In a further development of this example, embodiment forms are also conceivable in which the secondary explosive 8 is located both inside and outside the piezo element 5. Furthermore, two or more concentric tubular piezo elements 15 which move in opposite directions and which compress the explosive lying between them can also be used.

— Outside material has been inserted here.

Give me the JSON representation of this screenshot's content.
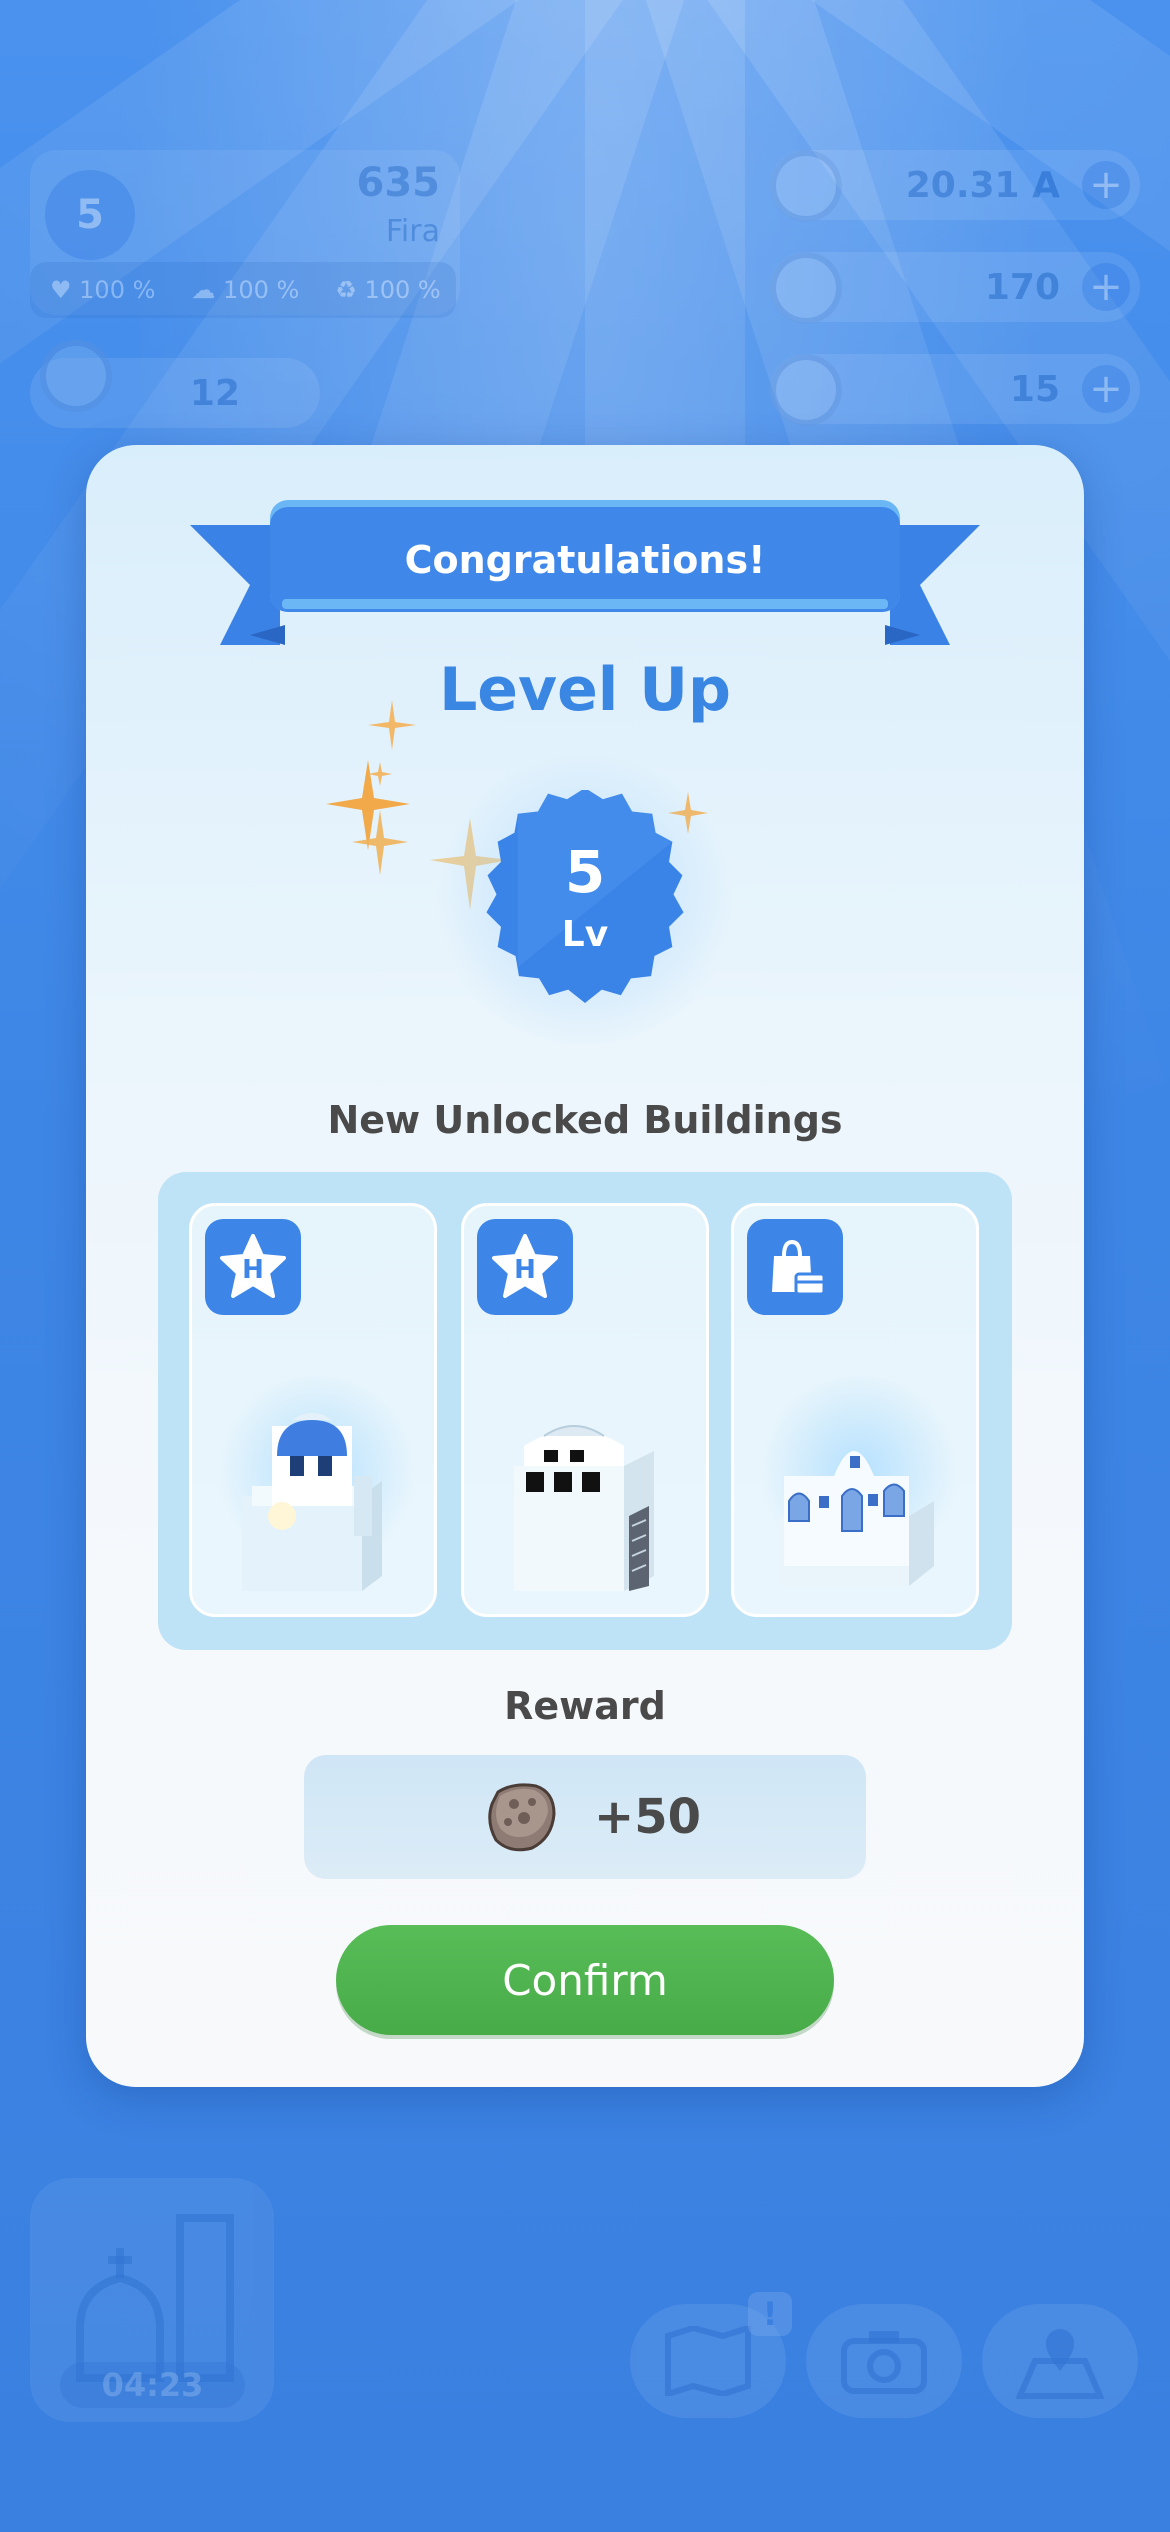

This development of the invention can also be transferred to platelet-shaped piezo elements 5 of FIGS. 1 and 2, the secondary explosive 8 being arranged between piezo elements 5 moving in opposite directions. The generation of the voltage pulse required for the ignition can take place by means of an electronic circuit according to FIG. 4, which is described below. A piezo generator 20 generates electrical energy in a manner known per se, which is transferred to the capacitance of the piezo element 5 or 15 via a spark gap 21 when a sufficiently high voltage 45 of, for example, 2 kV is reached, and thus ignites the secondary explosive 8. Here, the piezo generator 20, the spark gap 21 and the piezo element 5 and 15 are electrically connected in series. In a preferred embodiment, a safety switch 22 is located parallel to the piezo generator 20 and is short-circuited, for example, until the projectile is fired. It is also advantageous to connect a relatively high-resistance resistor 23 in parallel with the piezo element 5 or 15, which charges, e.g. by ionization 55 comparatively slowly on the piezo element 5 or 15, degrades.

C.

1 sheet of drawings

Claims (10)

647 068 PATENT CLAIMS 1. Detonator without initial explosive for the electrical detonation of explosives, in particular explosives, characterized in that the detonator (1) has at least one piezo element (5,15) provided with electrodes (7,17), and that at least some of the electrodes of secondary explosive (8) is surrounded. 2. Detonator according to claim 1, characterized in that two or more piezo elements (5) are present and that the piezo elements (5) are electrically connected in parallel and mechanically in series. 3. Detonator according to one of claims 1 or 2, characterized in that the detonator (1) is provided with a dam (9, 10). 4. Detonator according to one of claims 1 or 2, characterized in that the detonator (1) is undamaged. 5. Detonator according to claim 1, characterized in that the secondary explosive (8) is mixed with a metal powder and / or other additives. 6. Detonator according to claim 1, characterized in that a plate-shaped heavy metal insert (13), preferably made of lead, which is surrounded by secondary explosive (8), is parallel to the piezo element (5). 7. Detonator according to claim 1, characterized in that the contact surfaces (6) of the piezo element (5) with the recess (3) of the detonator container (2) are flush (Fig. 1). 8. Detonator according to claim 1, characterized in that the piezo element (15) is designed as a cylindrical body (15), on the outer periphery and inner periphery annular electrodes (17) are coaxially attached and the inside and / or outside of secondary explosive (8) is surrounded. 9. Detonator according to claim 1, characterized in that for generating a steeply rising voltage pulse, a piezo generator (20) is present, which is connected via a spark gap (21) to the piezo element (5), a short-circuit switch being connected in parallel to the piezo generator (20) (22) is switched. 10. Detonator according to claim 1, characterized in that a resistor (23) is connected in parallel to the piezo element (5).